The statement does not convey any new information.
The question
You said:
“At least one of 100 of you has green eyes.”
At the 100th midnight, all prisoners, individually, tell the guards that he/she has green eyes and are set free.
Why?
The Ted-ed solution
For a population of 100 prisoners, the natural response is, of course, proof by induction.
Base case
Assuming there are only 2 prisoners, Abel & Cain. Abel knows Cain has green eyes, and vice-versa. So “at least one of you has green eyes” is not new information to any of them.
Abel thought to himself:
Assuming I have red eyes (or any non-green colour for that matter). Then Cain will know that Cain himself has green eyes because at least one of us has green eyes. Then Cain will escape tonight. I will wait to see if it’s true.

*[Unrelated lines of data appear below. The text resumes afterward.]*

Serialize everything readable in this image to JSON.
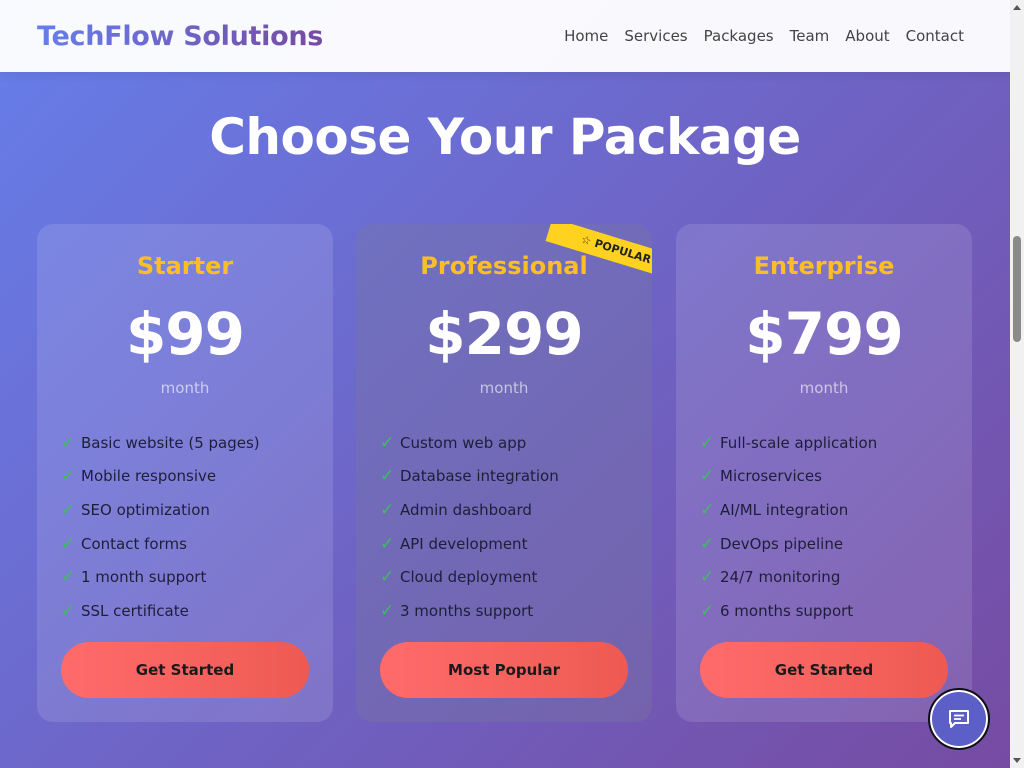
{
  "header": {
    "brand": "TechFlow Solutions",
    "nav": [
      "Home",
      "Services",
      "Packages",
      "Team",
      "About",
      "Contact"
    ]
  },
  "main": {
    "title": "Choose Your Package"
  },
  "plans": [
    {
      "name": "Starter",
      "price": "$99",
      "period": "month",
      "features": [
        "Basic website (5 pages)",
        "Mobile responsive",
        "SEO optimization",
        "Contact forms",
        "1 month support",
        "SSL certificate"
      ],
      "cta": "Get Started"
    },
    {
      "name": "Professional",
      "price": "$299",
      "period": "month",
      "badge": "POPULAR",
      "features": [
        "Custom web app",
        "Database integration",
        "Admin dashboard",
        "API development",
        "Cloud deployment",
        "3 months support"
      ],
      "cta": "Most Popular"
    },
    {
      "name": "Enterprise",
      "price": "$799",
      "period": "month",
      "features": [
        "Full-scale application",
        "Microservices",
        "AI/ML integration",
        "DevOps pipeline",
        "24/7 monitoring",
        "6 months support"
      ],
      "cta": "Get Started"
    }
  ],
  "icons": {
    "check": "check-icon",
    "star": "star-icon",
    "chat": "chat-icon"
  },
  "colors": {
    "gradient_start": "#667eea",
    "gradient_end": "#764ba2",
    "plan_name": "#fbbf24",
    "cta_start": "#ff6b6b",
    "cta_end": "#ee5a52",
    "check": "#3bbf5a",
    "badge": "#ffd21f"
  }
}
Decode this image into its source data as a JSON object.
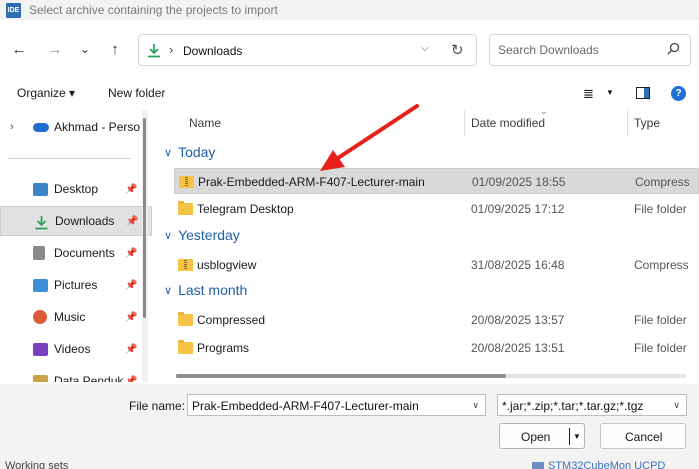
{
  "window": {
    "app_icon_text": "IDE",
    "title": "Select archive containing the projects to import"
  },
  "nav": {
    "back_icon": "←",
    "forward_icon": "→",
    "recent_icon": "⌄",
    "up_icon": "↑",
    "address_path": "Downloads",
    "search_placeholder": "Search Downloads"
  },
  "toolbar": {
    "organize_label": "Organize ▾",
    "new_folder_label": "New folder",
    "view_icon": "≣",
    "help_icon": "?"
  },
  "sidebar": {
    "onedrive_label": "Akhmad - Perso",
    "items": [
      {
        "label": "Desktop",
        "color": "#3a86c8"
      },
      {
        "label": "Downloads",
        "color": "#2aa35a"
      },
      {
        "label": "Documents",
        "color": "#8a8a8a"
      },
      {
        "label": "Pictures",
        "color": "#3a8fd6"
      },
      {
        "label": "Music",
        "color": "#e05a3c"
      },
      {
        "label": "Videos",
        "color": "#7a3fc0"
      },
      {
        "label": "Data Penduk",
        "color": "#c9a24a"
      }
    ]
  },
  "columns": {
    "name": "Name",
    "date_modified": "Date modified",
    "type": "Type"
  },
  "groups": [
    {
      "title": "Today",
      "rows": [
        {
          "name": "Prak-Embedded-ARM-F407-Lecturer-main",
          "date": "01/09/2025 18:55",
          "type": "Compress",
          "icon": "zip"
        },
        {
          "name": "Telegram Desktop",
          "date": "01/09/2025 17:12",
          "type": "File folder",
          "icon": "folder"
        }
      ]
    },
    {
      "title": "Yesterday",
      "rows": [
        {
          "name": "usblogview",
          "date": "31/08/2025 16:48",
          "type": "Compress",
          "icon": "zip"
        }
      ]
    },
    {
      "title": "Last month",
      "rows": [
        {
          "name": "Compressed",
          "date": "20/08/2025 13:57",
          "type": "File folder",
          "icon": "folder"
        },
        {
          "name": "Programs",
          "date": "20/08/2025 13:51",
          "type": "File folder",
          "icon": "folder"
        }
      ]
    }
  ],
  "footer": {
    "file_name_label": "File name:",
    "file_name_value": "Prak-Embedded-ARM-F407-Lecturer-main",
    "file_type_value": "*.jar;*.zip;*.tar;*.tar.gz;*.tgz",
    "open_label": "Open",
    "cancel_label": "Cancel"
  },
  "behind": {
    "left_text": "Working sets",
    "right_text": "STM32CubeMon UCPD"
  },
  "colors": {
    "accent": "#1f5fa8",
    "annotation_arrow": "#e8201b"
  }
}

It’s not true. Cain stays. So, by proof by contradiction, Abel knows he has green eyes and escapes on the 2nd night. So does Cain.
Induction step
Now the problem is solved for 2 prisoners. Add a third prisoner, Seth to the pool.
Seth thought to himself:
Assuming I have red eyes (or any non-green colour for that matter). Then Abel and Cain will ignore me and do their base case thinking. They will both escape on the 2nd night. I will wait to see if it’s true.
It’s not true. Abel and Cain stay. So, by proof by contradiction, Seth knows he has green eyes and escapes on the 3rd night. So do Abel and Cain.
Using the same logic, all 100 prisoners will escape on the 100th night.
And everybody lives happily-ever-after. Right?
The lingering concern
After solving the problem, I thought: If all of them are perfect logicians, and the message did not convey any new information, why didn’t they just escape themselves after 100 nights (from the day they first saw each other), but must wait until the visitor makes the announcement? They sure know at least one of them has green eyes already, right?
As if a perfect logician needed somebody to remind him of something he already knew.
No, that’s not possible. So, the message “At least one you have green eyes.” must have conveyed new information. How?
The correction
Again, let’s repeat the proof by induction.
Base case
Now Cain and Abel first see each other. Each of them knows that the other has green eyes.
Abel thought to himself:
Assuming I have red eyes (or any non-green colour for that matter). Then Cain will know that Cain himself has green eyes beca… wait a second. Oh Cain doesn’t know that at least one of us have green eyes. He might, if I have green eyes, but he might not.
I’m damned.
So did Cain. They did not escape.
So what difference does the visitor’s message make?
Without the message, the Abel does not know if Cain knows there is at least one green-eyed prisoner.
With the message, he does.
Aha!
So the message “at least one of you have green eyes” (now called Truth 0), indeed, carries the information (or meta-information) that “All of you now knows Truth 0” (now called Truth 1).
Not only that, but it also carries the meta-information that “All of you now know Truth 1” and so on.
Indeed, if you think about it hard enough, you will realise that Truth 99 is the information needed for all 100 prisoners to escape in the original problem.
Truth 1 to Truth 99, that is a whole lot of information. To call that Truth 0 “does not convey any information” is a misstatement.
Afterthought
The IO did not realise this, and neither did I, nor most of us. I have seen situations where information was disclosed to people who already have that information, because “so what, they already know this. It’s not like they will learn anything new.”
I was wrong. Repeating existing information is a form of conveying meta information. So when you think you can disclose public information, think again (or maybe think 99 more times. Maybe you will still be able to keep your island and your prisoners).